|

- index -
新しく買ったZXR750は本来、部品取り車でかまわなかったのだが、それをいうとバイク屋のオヤジがあまりに悲しそうな顔をするので、車検二年付きでナンバーを登録して納車してもらうことにした。
今はどこもかしこもデフレでぎりぎりのプライスでだしている。デフレというものは、ぶどう酒を入れるはずの革袋に、みんながみんな水を入れて、けっきょくぜんぶ台無しにさせてしまうようなものだ。そんなことでは、いつまでたっても日本はよくならない。浪費がたいせつなのだ。
浪費をするのに値切るやつがいるが、本来、浪費というのはセコさをだした途端に美学が崩壊する。浪費は愛でなければならない。ぱあっと周りを明るくするのが浪費の醍醐味である。自分のことしか考えない浪費家なんてのは、犬に食われてしまった方がましだ。
「あんたみたいな人に乗ってもらえると安心ですよ。」
納車されたばかりのバイクにまたがったときに、店主はいった。僕は笑って頭を下げ、ゆっくりとアクセルに手をおき、初冬の日ざしを受けて白く照り映えたアスファルトに走りだした。

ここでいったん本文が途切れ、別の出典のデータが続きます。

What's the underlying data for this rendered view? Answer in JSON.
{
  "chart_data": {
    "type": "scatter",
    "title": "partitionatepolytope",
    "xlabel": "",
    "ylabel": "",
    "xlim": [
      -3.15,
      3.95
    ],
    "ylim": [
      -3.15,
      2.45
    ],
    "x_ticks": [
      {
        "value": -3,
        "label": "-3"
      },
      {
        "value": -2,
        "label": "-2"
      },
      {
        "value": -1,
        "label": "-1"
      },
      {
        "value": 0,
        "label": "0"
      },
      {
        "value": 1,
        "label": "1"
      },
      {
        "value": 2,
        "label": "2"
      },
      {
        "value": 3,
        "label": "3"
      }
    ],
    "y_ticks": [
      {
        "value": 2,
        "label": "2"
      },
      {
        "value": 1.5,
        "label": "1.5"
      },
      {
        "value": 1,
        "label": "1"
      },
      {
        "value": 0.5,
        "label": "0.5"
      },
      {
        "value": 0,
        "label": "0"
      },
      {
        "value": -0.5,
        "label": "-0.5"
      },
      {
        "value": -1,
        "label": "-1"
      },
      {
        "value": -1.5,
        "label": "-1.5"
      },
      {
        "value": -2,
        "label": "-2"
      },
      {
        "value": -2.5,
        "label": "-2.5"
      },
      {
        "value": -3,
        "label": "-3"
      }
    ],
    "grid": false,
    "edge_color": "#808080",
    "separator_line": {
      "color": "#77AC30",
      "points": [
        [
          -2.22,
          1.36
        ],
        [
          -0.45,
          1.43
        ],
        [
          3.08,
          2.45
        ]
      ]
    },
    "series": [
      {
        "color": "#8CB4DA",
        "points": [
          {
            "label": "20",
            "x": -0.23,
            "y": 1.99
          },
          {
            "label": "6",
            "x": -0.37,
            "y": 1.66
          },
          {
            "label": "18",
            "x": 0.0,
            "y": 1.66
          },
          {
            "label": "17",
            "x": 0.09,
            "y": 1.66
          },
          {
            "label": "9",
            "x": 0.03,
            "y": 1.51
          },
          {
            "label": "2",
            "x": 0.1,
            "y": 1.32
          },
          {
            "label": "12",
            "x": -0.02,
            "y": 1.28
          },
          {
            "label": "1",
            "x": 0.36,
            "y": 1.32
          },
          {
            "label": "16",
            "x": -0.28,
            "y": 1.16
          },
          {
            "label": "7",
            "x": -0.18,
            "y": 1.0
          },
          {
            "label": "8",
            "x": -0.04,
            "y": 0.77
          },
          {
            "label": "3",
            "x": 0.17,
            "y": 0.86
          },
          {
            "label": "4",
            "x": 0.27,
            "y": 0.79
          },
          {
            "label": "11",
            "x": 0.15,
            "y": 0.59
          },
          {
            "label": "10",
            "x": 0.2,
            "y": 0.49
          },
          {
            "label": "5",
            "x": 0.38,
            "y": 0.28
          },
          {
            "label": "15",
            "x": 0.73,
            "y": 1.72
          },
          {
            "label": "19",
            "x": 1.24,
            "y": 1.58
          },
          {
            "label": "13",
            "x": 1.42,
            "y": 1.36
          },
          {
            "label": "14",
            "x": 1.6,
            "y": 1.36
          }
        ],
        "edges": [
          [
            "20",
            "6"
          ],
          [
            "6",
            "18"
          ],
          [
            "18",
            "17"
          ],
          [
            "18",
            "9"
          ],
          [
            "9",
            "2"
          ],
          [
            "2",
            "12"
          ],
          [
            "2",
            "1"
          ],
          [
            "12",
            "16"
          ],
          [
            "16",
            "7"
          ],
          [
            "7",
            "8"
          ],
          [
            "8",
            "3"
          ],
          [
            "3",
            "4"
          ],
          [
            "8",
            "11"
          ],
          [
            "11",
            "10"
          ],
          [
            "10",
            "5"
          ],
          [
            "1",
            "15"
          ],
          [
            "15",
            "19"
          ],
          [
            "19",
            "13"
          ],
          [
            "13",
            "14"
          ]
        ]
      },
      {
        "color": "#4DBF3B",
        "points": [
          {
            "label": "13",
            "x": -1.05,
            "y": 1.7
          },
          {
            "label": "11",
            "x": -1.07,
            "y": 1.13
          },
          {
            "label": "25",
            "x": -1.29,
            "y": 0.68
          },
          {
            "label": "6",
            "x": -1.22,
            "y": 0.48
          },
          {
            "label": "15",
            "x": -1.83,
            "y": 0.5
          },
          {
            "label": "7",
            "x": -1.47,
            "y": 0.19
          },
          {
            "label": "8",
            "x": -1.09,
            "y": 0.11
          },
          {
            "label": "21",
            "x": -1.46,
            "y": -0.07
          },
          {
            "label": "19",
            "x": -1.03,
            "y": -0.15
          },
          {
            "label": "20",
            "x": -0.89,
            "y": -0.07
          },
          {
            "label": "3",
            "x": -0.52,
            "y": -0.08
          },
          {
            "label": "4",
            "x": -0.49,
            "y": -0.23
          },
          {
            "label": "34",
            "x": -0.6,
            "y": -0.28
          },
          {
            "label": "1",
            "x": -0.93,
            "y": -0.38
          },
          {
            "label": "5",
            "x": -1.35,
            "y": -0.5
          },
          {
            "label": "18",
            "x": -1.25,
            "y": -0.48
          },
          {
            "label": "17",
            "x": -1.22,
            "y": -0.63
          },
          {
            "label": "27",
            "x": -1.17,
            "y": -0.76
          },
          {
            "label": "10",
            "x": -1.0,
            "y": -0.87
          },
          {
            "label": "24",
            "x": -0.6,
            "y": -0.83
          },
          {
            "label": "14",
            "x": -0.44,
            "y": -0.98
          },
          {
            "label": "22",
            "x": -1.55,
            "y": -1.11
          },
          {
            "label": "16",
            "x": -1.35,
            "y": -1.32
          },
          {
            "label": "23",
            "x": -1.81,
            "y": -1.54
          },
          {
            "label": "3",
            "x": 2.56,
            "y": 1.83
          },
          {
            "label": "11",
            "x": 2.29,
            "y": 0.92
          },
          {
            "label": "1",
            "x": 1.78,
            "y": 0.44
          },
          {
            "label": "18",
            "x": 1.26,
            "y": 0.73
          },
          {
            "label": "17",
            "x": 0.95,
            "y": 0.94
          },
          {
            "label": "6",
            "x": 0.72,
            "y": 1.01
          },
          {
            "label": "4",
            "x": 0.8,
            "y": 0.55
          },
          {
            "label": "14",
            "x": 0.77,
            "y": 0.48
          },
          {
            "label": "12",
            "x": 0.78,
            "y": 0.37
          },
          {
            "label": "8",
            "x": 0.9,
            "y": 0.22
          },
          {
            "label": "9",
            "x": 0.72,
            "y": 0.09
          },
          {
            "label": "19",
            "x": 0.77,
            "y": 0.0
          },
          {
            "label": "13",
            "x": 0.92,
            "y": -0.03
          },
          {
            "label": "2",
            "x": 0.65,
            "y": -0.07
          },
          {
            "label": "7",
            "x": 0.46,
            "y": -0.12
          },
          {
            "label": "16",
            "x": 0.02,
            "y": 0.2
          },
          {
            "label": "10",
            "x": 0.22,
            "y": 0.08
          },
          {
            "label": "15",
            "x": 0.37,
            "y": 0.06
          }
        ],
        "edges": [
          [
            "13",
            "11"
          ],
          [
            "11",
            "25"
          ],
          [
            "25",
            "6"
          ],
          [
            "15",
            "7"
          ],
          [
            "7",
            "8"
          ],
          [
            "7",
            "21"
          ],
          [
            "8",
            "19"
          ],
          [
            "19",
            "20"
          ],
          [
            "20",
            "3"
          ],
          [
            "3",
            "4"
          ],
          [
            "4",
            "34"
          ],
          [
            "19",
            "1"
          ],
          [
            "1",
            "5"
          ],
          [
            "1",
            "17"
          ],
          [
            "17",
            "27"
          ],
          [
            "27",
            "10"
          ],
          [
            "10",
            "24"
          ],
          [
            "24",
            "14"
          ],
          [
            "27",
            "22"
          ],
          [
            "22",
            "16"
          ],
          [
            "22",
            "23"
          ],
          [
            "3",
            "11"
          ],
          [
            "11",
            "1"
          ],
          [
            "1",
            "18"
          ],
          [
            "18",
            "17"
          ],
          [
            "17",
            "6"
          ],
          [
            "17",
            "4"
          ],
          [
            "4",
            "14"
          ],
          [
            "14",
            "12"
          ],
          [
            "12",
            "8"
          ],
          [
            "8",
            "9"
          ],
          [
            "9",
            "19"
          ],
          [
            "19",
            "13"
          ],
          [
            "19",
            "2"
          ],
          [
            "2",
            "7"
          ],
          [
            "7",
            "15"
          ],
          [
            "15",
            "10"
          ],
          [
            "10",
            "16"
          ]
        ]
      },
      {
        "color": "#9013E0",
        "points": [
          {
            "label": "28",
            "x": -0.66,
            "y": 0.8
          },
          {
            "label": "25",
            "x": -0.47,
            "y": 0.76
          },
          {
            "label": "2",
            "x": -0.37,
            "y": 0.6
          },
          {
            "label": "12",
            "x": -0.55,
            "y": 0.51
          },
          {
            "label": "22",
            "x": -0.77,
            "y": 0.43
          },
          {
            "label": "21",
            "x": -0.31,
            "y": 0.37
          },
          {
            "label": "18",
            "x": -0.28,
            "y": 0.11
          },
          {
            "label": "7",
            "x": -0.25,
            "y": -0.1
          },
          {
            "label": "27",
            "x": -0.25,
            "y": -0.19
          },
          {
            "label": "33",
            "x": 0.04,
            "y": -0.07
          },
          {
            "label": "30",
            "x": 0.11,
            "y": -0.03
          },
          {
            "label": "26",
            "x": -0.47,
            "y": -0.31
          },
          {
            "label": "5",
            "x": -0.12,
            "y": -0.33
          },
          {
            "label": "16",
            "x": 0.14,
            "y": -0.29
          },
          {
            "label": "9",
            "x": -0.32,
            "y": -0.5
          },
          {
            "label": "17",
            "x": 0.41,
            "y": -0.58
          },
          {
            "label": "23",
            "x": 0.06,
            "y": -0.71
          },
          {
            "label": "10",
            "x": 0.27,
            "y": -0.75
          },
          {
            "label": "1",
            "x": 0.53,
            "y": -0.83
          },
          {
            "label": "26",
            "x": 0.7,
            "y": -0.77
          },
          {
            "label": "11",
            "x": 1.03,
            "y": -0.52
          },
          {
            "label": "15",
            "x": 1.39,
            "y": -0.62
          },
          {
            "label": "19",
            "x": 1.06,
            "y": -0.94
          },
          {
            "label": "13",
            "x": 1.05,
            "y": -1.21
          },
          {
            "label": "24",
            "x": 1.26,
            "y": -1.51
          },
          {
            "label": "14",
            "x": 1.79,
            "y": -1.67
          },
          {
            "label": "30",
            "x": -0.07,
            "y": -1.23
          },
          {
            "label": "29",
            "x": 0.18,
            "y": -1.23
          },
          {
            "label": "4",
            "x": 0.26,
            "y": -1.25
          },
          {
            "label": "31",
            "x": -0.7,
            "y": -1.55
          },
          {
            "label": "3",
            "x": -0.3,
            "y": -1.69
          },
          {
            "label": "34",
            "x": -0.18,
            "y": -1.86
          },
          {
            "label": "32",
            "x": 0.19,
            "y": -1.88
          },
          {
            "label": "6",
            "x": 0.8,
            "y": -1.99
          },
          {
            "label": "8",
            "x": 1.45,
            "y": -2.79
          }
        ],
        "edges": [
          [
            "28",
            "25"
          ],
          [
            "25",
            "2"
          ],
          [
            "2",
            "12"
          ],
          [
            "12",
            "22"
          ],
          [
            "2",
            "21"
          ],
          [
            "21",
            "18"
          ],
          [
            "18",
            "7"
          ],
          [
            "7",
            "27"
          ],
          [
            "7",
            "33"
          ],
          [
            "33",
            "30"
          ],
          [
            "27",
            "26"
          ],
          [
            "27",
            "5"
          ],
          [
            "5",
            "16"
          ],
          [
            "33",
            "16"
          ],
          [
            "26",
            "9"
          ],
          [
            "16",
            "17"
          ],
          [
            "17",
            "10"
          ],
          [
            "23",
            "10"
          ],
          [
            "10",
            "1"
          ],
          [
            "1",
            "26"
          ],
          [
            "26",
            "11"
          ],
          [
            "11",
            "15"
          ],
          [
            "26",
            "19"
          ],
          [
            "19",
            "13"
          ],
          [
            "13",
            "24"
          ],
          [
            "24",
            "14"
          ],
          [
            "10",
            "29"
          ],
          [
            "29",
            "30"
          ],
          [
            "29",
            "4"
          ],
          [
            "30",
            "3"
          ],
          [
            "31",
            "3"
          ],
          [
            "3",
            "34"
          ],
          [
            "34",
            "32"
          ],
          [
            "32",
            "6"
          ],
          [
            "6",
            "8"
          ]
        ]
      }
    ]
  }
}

実に乗りやすいオートバイだった。サスペンションはしなやかでエンジンはどこまでも軽やかだ。低速からごりごりとカワサキのオートバイらしい加速をする。川べりにバイクをとめ、少しはなれたところから眺め、草むらに小便をすると、満足して帰った。
キーを抜いたとき、すでに僕はこのオートバイはおしまいにしようと決心していた。求めているのは優等生のオトモダチではない。性悪な相棒だ。その日のうちにバイクは熟練のメカニックの手によってバラバラになっていた。
ZXR750初期型(89年式)改、ゼロツーモデル(2002年モデル)の制作がはじまった。